Uyanık olacaksın

Bildiğiniz üzere ben geceleri yaşayan, geceleri yaşamaktan zevk alan bir hatun idim.

Haberin Devamı

Yıllardır bunca olan bitenden bihaber bir durumda olduğumuzdan gerçi milletçe uyurgezer sayılırız ama bu uyurgezerlik gerçekten çok ilginç bir şey, akıl sır ermez bir hastalık.

Bugün internette de biraz araştırdım nedir, ne değildir uyurgezerlik diye…

Ne ilginçtir ki; bir uyurgezer normalde hayatında yapamadığı bir sürü şeyi uyurgezerliği sırasında yapabiliyormuş.

Müzikle hiç alakası olmayan biri gecenin bir saati çakma Mozart olup piyano başında harikalar yaratabiliyor.

Yürüme zorluğu çeken ya da eklemlerindeki problemden günlük hayatında zar zor yürüyebilen bir kişi, gecenin bir körü koşarcasına merdiven inip çıkabiliyor.

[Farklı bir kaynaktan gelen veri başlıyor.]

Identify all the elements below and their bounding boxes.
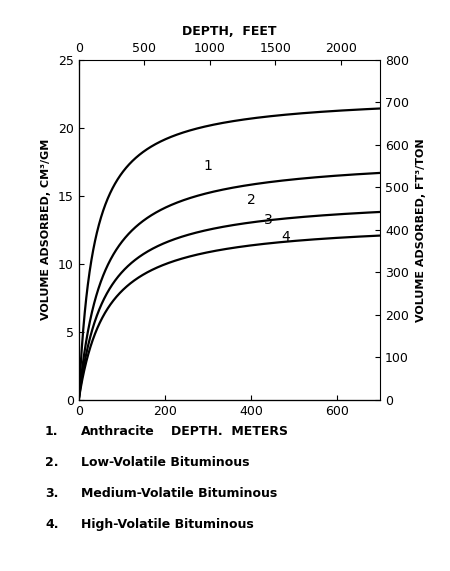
Text: 1.: 1. [45,425,58,439]
Text: Medium-Volatile Bituminous: Medium-Volatile Bituminous [81,487,277,500]
Text: 1: 1 [204,159,212,173]
Y-axis label: VOLUME ADSORBED, CM³/GM: VOLUME ADSORBED, CM³/GM [41,139,51,320]
Text: 2.: 2. [45,456,58,469]
Text: Anthracite: Anthracite [81,425,155,439]
Text: 4: 4 [281,230,290,244]
Text: High-Volatile Bituminous: High-Volatile Bituminous [81,518,254,531]
Y-axis label: VOLUME ADSORBED, FT³/TON: VOLUME ADSORBED, FT³/TON [416,138,426,321]
Text: 3.: 3. [45,487,58,500]
Text: 3: 3 [264,214,273,227]
Text: Low-Volatile Bituminous: Low-Volatile Bituminous [81,456,249,469]
X-axis label: DEPTH,  FEET: DEPTH, FEET [182,25,277,38]
X-axis label: DEPTH.  METERS: DEPTH. METERS [171,424,288,437]
Text: 2: 2 [247,193,256,207]
Text: 4.: 4. [45,518,58,531]
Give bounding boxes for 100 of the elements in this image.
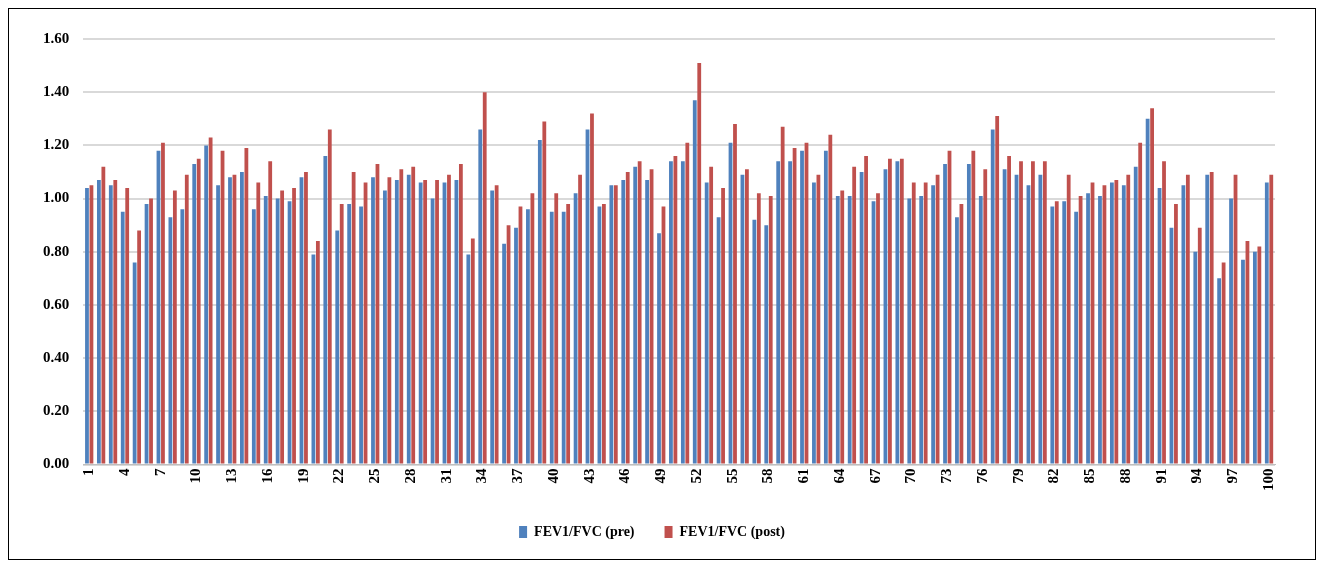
bar [196,158,201,464]
bar [256,182,261,464]
x-tick-label: 88 [1116,468,1133,484]
bar [955,217,959,464]
bar [697,62,702,464]
bar [852,166,857,464]
bar [1114,179,1119,464]
x-tick-label: 19 [294,468,311,484]
x-tick-label: 85 [1081,468,1098,484]
bar [859,171,864,464]
bar [669,161,673,464]
bar [609,185,614,464]
bar [1193,251,1198,464]
x-tick-label: 76 [973,468,990,484]
bar [418,182,423,464]
bar [1205,174,1210,464]
bar [514,227,518,464]
bar [387,177,392,464]
bar [971,150,976,464]
bar [216,185,220,464]
bar [1074,211,1079,464]
bar [645,179,649,464]
x-tick-label: 79 [1009,468,1026,484]
bar [911,182,916,464]
x-tick-label: 10 [187,468,204,484]
bar [280,190,285,464]
bar [458,163,463,464]
bar [1264,182,1269,464]
bar [120,211,125,464]
bar [108,185,113,464]
bar [482,92,487,464]
bar [657,233,661,464]
bar [494,185,499,464]
bar [180,209,185,464]
x-tick-label: 61 [795,468,812,484]
bar [244,148,249,464]
bar [1086,193,1090,464]
bar [966,163,971,464]
bar [399,169,404,464]
bar [756,193,761,464]
x-tick-label: 28 [401,468,418,484]
x-tick-label: 91 [1152,468,1169,484]
bar [470,238,475,464]
bar [371,177,375,464]
legend-label: FEV1/FVC (pre) [534,523,635,540]
bar [990,129,995,464]
y-tick-label: 0.00 [43,455,70,472]
bar [351,171,356,464]
x-tick-label: 52 [687,468,704,484]
bar [1042,161,1047,464]
bar [840,190,845,464]
bar [240,171,244,464]
bar [1038,174,1043,464]
bar [995,116,1000,464]
x-tick-label: 64 [830,468,847,484]
y-tick-label: 0.60 [43,295,70,312]
y-tick-label: 1.00 [43,189,70,206]
bar [602,203,606,464]
bar [566,203,571,464]
bar [943,163,947,464]
bar [780,126,785,464]
bar [335,230,340,464]
bar [96,179,101,464]
bar [1109,182,1114,464]
y-tick-label: 1.40 [43,83,70,100]
bar [1209,171,1214,464]
bar [1217,278,1222,464]
bar [101,166,106,464]
bar [192,163,197,464]
bar [184,174,189,464]
bar [895,161,900,464]
bar [149,198,153,464]
bar [633,166,638,464]
bar [168,217,173,464]
bar [864,156,868,464]
x-tick-label: 70 [902,468,919,484]
bar [268,161,273,464]
y-tick-label: 0.20 [43,402,70,419]
bar [208,137,213,464]
x-tick-label: 46 [616,468,633,484]
bar [621,179,626,464]
bar [1241,259,1245,464]
bar [411,166,416,464]
bar [161,142,165,464]
bar [716,217,721,464]
x-tick-label: 100 [1259,468,1276,491]
bar [788,161,793,464]
bar [132,262,137,464]
bar [685,142,690,464]
x-tick-label: 82 [1045,468,1062,484]
bar [549,211,554,464]
bar [978,195,983,464]
bar [1054,201,1059,464]
bar [406,174,411,464]
bar [1062,201,1067,464]
bar [1133,166,1138,464]
bar [637,161,642,464]
x-tick-label: 31 [437,468,454,484]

Ya da farkında olmadan mutfakta koca bir tavuğu yiyeninden tutun da, saçlarını kesip, ağda yapanına kadar bir sürü örnek var.

Aslında insan şöyle bir düşününce diyor ki; "Yahu bunlar da bir şey mi? Bizde bir sürü uyurgezer senelerdir memleketi idare ediyorlar…"

Senelerdir ümidimi kaybetmedim. Üstte verdiğim örneklerde olduğu gibi bir bakarsınız bazıları günlük yaşamda yapmaları gerekip de yapmadıkları icraatları bakarsınız gecenin bir körü kendilerini bilmezken yapmayı becerirler.

Bir de tabi uyurgezerliğin nimetlerinden faydalananlar ya da faydalanmayı düşünenler olabilir. Yoksa da ben fikir vereyim; kadınlar bazen uyurgezer ayağına yatıp gece adamı bir güzel dövüp sabaha da "Valla hatırlamıyorum kocacığım" diyebilir.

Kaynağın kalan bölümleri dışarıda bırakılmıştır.